01. Wow, most seriously overwrought film ever. Okay, maybe not ever, but close. If Michael Scott had directed this, he would have said “After lunch, I’m going to have you all in tears.” They don’t even pretend to be subtle about their attempts to manipulate your emotions, it’s hilarious.
02. Patrick Wilson is beautiful.
03. I’m mostly indifferent to Claire Danes. There was something weird about the way she played her role in this one, something to do with her pronunciation of each individual syllable in each individual word she had to say. It was like how she over-pronounced everything in Romeo & Juliet the Claire Danes one.
04. Hugh Dancy plays a very convincing drunk. I usually hate drunk people in movies because it’s usually someone’s idea of what they think a drunk person sounds like, but this was fairly convincing. He has very watery eyes.
05. I nearly died at the audience reaction when Buddy kissed Harris. There was this theatre-wide sharp intake of breath as if no one expected it to happen and we were all like “Really? You’re really shocked by this?” Oh my.

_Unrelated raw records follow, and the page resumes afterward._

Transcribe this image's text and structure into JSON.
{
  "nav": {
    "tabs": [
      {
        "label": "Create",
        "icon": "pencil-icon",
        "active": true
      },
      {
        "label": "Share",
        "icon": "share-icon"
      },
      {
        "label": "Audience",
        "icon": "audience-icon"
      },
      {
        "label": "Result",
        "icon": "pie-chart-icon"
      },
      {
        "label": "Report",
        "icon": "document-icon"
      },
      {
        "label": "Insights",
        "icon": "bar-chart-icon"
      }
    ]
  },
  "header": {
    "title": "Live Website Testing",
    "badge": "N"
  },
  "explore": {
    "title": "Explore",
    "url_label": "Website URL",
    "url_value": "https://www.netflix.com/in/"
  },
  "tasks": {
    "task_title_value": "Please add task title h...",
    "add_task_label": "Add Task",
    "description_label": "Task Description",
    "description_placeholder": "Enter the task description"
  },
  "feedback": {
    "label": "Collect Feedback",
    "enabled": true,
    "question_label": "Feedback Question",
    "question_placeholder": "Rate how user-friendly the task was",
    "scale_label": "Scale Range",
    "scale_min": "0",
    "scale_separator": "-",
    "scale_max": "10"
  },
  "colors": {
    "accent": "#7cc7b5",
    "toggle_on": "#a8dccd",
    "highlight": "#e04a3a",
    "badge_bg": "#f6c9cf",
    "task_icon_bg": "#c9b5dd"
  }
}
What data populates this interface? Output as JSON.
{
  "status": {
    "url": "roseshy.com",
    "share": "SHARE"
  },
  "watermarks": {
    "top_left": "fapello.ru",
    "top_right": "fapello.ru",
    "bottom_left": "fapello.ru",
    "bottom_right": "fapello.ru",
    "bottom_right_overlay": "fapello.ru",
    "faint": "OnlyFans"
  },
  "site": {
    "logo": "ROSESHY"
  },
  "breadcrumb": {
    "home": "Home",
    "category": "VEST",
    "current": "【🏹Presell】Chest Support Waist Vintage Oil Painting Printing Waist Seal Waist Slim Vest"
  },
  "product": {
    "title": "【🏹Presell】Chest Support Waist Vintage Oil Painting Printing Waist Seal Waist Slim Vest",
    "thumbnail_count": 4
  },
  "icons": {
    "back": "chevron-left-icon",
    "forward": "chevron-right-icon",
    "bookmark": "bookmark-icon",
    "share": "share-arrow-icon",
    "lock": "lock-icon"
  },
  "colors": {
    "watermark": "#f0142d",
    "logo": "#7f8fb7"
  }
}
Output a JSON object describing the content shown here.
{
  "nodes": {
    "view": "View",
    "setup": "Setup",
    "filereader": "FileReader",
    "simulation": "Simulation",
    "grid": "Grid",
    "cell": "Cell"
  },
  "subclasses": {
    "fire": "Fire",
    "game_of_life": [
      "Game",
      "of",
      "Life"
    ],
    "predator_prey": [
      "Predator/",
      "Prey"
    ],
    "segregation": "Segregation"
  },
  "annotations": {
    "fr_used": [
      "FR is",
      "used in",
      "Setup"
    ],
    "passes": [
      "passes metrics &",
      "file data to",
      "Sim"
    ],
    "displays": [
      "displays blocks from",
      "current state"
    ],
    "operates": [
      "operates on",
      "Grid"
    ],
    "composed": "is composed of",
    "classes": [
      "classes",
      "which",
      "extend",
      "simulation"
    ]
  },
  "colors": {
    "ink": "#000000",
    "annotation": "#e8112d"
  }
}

06. I like how even when Meryl Streep is in a film for ten minutes tops, she still completely pwns the scene. Oh Meryl Streep, is there anything you can’t do?
07. 1950s home decor and fashion are awesome, ergo that aspect of the film was entirely too satisfying.
08. I love how they thought they were really clever in having Buddy randomly get hit by a car instead of drowning to death after jumping off The Cliff of Instantaneous and Completely Fatal Death into the Sea of Limb-Ripping Despair and Desolation. It kind of killed me how the filmmakers were playing up this cliff and its accompanying watery grave in this overly obvious “OMG GUESS HOW HE DIES” kind of way and then they were like “HAHAHA NO HE DOESN’T DIE LIKE THAT, WE TRICKED YOU!” Except it wasn’t a satisfying trick, it was just lame and obnoxious. That said, if Buddy had drowned, I would have called that lame and obvious, so basically they can’t win.
09. I inexplicably loved the piano player at the dive Ann was singing at.
10. I really wish Natasha Richardson would stop dying her hair blonde because it makes her eyebrows look ridiculously frightening. Then again, if I was married to Liam Neeson, I probably wouldn’t worry about these things.